X-Message-Number: 20182
From: "John de Rivaz" <>
References: <>
Subject: Re: The non-inevitability of progress
Date: Thu, 26 Sep 2002 12:07:37 +0100

Mark Plus may well be correct that social disruption can end progress, or at
least slow it substantially. In the UK, Prince Charles is starting a
controversy along similar lines, blaming "red tape" and "political
correctness" and the "blame culture".
He sent to legislators letters containing criticisms of the growth of
regulations, bureaucracy and the rise of litigation. "I and countless others
dread the very real and growing prospect of an American-style personal
injury 'culture' becoming ever more prevalent in this country," the prince
was said to have written.

However the comment attributed to Sir Arthur C Clarke about manned space
flight is unlikely to be correct.

If you consider the technical problems with manned space flight, especially
in the 1970s, they couldn't have done much more than run a regular "service"
to the moon, and sooner or later there would have been a serious accident
with that. Even now, going to the nearest planet, Mars, is fraught with
serious difficulties at the present state of technology.
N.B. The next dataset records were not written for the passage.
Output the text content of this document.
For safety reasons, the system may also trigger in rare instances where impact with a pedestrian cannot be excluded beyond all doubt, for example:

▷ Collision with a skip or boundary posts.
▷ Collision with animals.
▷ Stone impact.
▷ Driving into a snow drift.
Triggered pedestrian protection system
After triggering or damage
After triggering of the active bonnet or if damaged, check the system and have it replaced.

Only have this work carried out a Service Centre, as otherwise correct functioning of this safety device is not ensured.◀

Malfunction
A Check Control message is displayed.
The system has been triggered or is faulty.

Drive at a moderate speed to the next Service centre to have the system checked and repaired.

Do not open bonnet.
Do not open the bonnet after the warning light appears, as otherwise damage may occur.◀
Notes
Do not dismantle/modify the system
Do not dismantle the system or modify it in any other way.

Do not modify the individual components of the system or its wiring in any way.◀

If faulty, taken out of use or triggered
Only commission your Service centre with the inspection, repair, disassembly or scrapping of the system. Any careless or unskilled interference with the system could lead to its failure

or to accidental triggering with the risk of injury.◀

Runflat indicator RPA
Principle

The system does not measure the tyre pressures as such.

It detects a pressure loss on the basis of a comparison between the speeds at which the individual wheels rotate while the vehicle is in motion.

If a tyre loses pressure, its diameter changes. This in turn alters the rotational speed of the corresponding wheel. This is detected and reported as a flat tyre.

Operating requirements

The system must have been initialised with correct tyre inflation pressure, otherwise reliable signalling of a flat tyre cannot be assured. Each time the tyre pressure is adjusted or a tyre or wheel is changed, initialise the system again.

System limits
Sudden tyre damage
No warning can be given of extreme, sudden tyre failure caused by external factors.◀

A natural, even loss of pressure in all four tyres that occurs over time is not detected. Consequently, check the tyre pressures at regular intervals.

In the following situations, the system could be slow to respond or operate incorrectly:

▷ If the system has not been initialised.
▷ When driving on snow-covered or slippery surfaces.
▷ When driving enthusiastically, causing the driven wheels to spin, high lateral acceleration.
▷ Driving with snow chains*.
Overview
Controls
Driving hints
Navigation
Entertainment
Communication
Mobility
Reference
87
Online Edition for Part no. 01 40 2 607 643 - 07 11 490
Is it really worth
risking lives and spending resources on such an endeavour now when in say
100 years it would be so much easier (assuming technological progress)?
Those who won't be alive to witness it in 100 years time will certainly
think it is worth it, but on a grander scale, there must be some - indeed a
lot of - doubt.

However instead of repeated visits to the moon,  NASA has spent its money on
unmanned projects, and have now got images and data from every planet in the
solar system except Pluto.

Sincerely, John de Rivaz:      http://www.deRivaz.com :
http://www.longevity-report.com : http://www.autopsychoice.com :

> Message #20178
> From: "Mark Plus" <>
> Subject: The non-inevitability of progress
> Date: Wed, 25 Sep 2002 19:32:20 -0700
> Refer to:
> http://www.chron.com/cs/CDA/story.hts/space/1587265
> Arthur C. Clarke is disappointed that progress in manned space travel has
> stagnated. Just goes to show that "Progress" isn't some kind of cosmic
> force, but rather is a socially constructed process that requires
> considerable initiative & investment to sustain. So don't be disappointed
> we don't experience a technological "Singularity" in 30 years or so. A
> global depression combined with the spread of social chaos around the
> could postpone a lot of technologically doable projects indefinitely.